The example can be run using

(env) $ python app-example.py
Serving prometheus metrics on: http://127.0.0.1:50624/metrics

You can use the curl command line tool to fetch metrics manually or use the helper script described in the next section.

Checking Example using helper script

There is a script in the examples directory that emulates Prometheus server scraping a metrics service endpoint. You can specify a particular format to use (e.g. text or binary). If no format is specified then it will randomly choose a format each time it requests metrics.

usage: metrics-fetcher.py [-h] [--url URL] [--format FORMAT]
                        [--interval INTERVAL] [--debug]

Metrics Fetcher

optional arguments:
-h, --help           show this help message and exit
--url URL            The metrics URL
--format FORMAT      Metrics response format (i.e. 'text' or 'binary'
--interval INTERVAL  The number of seconds between metrics requests
--debug              Show debug output

Example:

$ python metrics-fetcher.py --url=http://127.0.0.1:50624/metrics --format=text --interval=2.0

Checking Example using Prometheus

Once an example is running you can configure Prometheus to begin scraping it’s metrics by creating or updating the configuration file passed to Prometheus. Using the official Prometheus documentation we can create a minimal configuration file to scrape the example application.

global:
  scrape_interval:     15s # By default, scrape targets every 15 seconds.
  evaluation_interval: 15s # By default, scrape targets every 15 seconds.

scrape_configs:
  - job_name:       'test-app'

    # Override the global default and scrape targets from this job every
    # 5 seconds.
    scrape_interval: 5s
    scrape_timeout: 10s

    target_groups:
      - targets: ['localhost:50624']
        labels:
          group: 'dev'

We can then run Prometheus and configure it using the configuration file.

$ ./prometheus -config.file my-prom-config.yaml

Once Prometheus is running you can access at localhost:9090 and can observe the metrics from the example.

Decorators

A number of different decorators are provided to help simplify the process of instrumenting your code. As the aioprometheus library is targeting use in long running asyncio based applications, the decorators return a coroutine object. However, the wrapped function does not have to be a coroutine.

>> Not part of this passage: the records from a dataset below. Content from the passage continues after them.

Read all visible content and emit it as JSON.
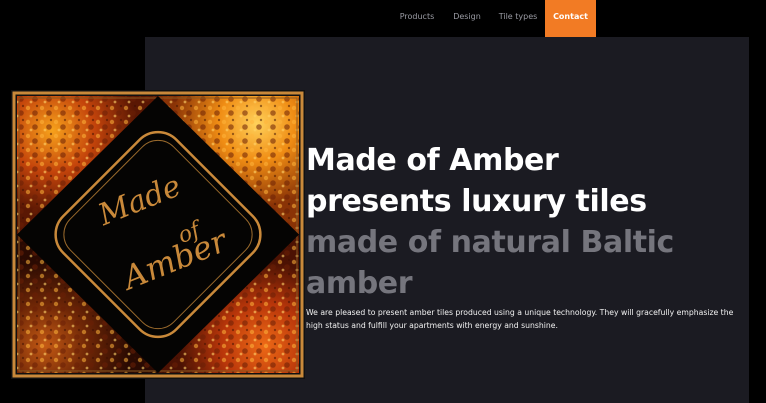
{
  "nav": {
    "items": [
      {
        "label": "Products"
      },
      {
        "label": "Design"
      },
      {
        "label": "Tile types"
      },
      {
        "label": "Contact",
        "active": true
      }
    ]
  },
  "colors": {
    "accent": "#f27b24",
    "panel": "#1b1b22",
    "page_bg": "#000000",
    "muted_text": "#75757d",
    "logo_gold": "#c9893a"
  },
  "hero": {
    "title_line1": "Made of Amber",
    "title_line2": "presents luxury tiles",
    "title_line3": "made of natural Baltic",
    "title_line4": "amber",
    "description": "We are pleased to present amber tiles produced using a unique technology. They will gracefully emphasize the high status and fulfill your apartments with energy and sunshine."
  },
  "logo": {
    "text_line1": "Made",
    "text_line2": "of",
    "text_line3": "Amber"
  }
}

The example below demonstrates how the @timer decorator can be used to time how long it takes to run a function.

#!/usr/bin/env python
'''
Usage:

.. code-block:: python

    $ python decorator_timer.py

The example script can be tested using ``curl``.

.. code-block:: console

    $ curl :8000/metrics
    # HELP request_processing_seconds Time spent processing request
    # TYPE request_processing_seconds summary
    request_processing_seconds_count 77
    request_processing_seconds_sum 38.19072341918945
    request_processing_seconds{quantile="0.5"} 0.27150511741638184
    request_processing_seconds{quantile="0.9"} 0.5016570091247559
    request_processing_seconds{quantile="0.99"} 0.6077709197998047

'''

import asyncio
import random

from aioprometheus import Service, Summary, timer


# Create a metric to track time spent and requests made.
REQUEST_TIME = Summary(
    'request_processing_seconds', 'Time spent processing request')


# Decorate function with metric.
@timer(REQUEST_TIME)
async def handle_request(duration):
    ''' A dummy function that takes some time '''
    await asyncio.sleep(duration)


async def handle_requests():
    # Start up the server to expose the metrics.
    await svr.start(port=8000)
    # Generate some requests.
    while True:
        await handle_request(random.random())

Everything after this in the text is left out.